Dès maintenant, nous pouvons constater que la science, et tout d’abord l’Institut Robert-Koch, jouent un rôle clé dans les déchiffrements de cette crise et de la prise de décision des politiques. Cet institut d’État pour le contrôle et la prévention des maladies infectieuses travaille en transparence, publie des données fiables, et ses scientifiques sont devenus les principaux conseillers de la chancelière Angela Merkel, qui entretient, par sa formation de physicienne, une relation d’humilité avec la science.

On a pu donc constater un phénomène intéressant : la fameuse Deutungshoheit, la maîtrise du déchiffrement du monde, est passée des politiques aux scientifiques.

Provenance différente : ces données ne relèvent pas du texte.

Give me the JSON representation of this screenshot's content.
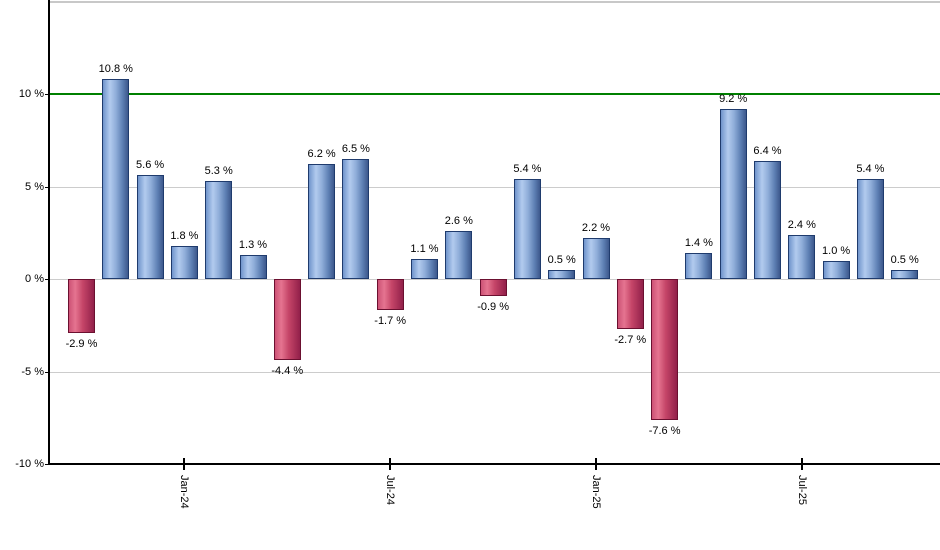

On a pu donc constater un phénomène intéressant : la fameuse Deutungshoheit, la maîtrise du déchiffrement du monde, est passée des politiques aux scientifiques. Les virologues et épidémiologistes sont très vites devenus les stars des plateaux télé. Par sa retenue scientifique, son calme déjà légendaire et sa capacité à se mettre en question et à réviser ses propres jugements, le virologue Christian Drosten est désormais la coqueluche des médias et la star scientifique "sexy-sérieux" des réseaux sociaux. Ce directeur de l’institut de virologie de la Charité de Berlin tient un podcast radio quotidien, devenu depuis la crise, une source d’information essentielle pour les Allemands.

Ajoutons que la structure fédérale de l’Allemagne, divisée en 16 Länder politiquement autonomes, rend une stratégie de désinformation ciblée impossible. Les mécanismes de contrôles sont omniprésents, et les journalistes des médias régionaux en font partie. Ce système, qui rend les décisions difficiles sur le plan national, contribue pourtant à une plus grande transparence.

Des grands médias, comme par exemple le magazine Der Spiegel, paquebot médiatique, avec plusieurs centaines de rédacteurs et de reporters, se révèlent essentiels dans cette crise. Avec des éditions entièrement dédiées au coronavirus, des journaux et des magazines allemands reflètent, d’une manière souvent cruelle, la prise de décision des responsables, et montrent que les politiques avancent en ce moment au pas de la science, dans le brouillard et en tâtonnant.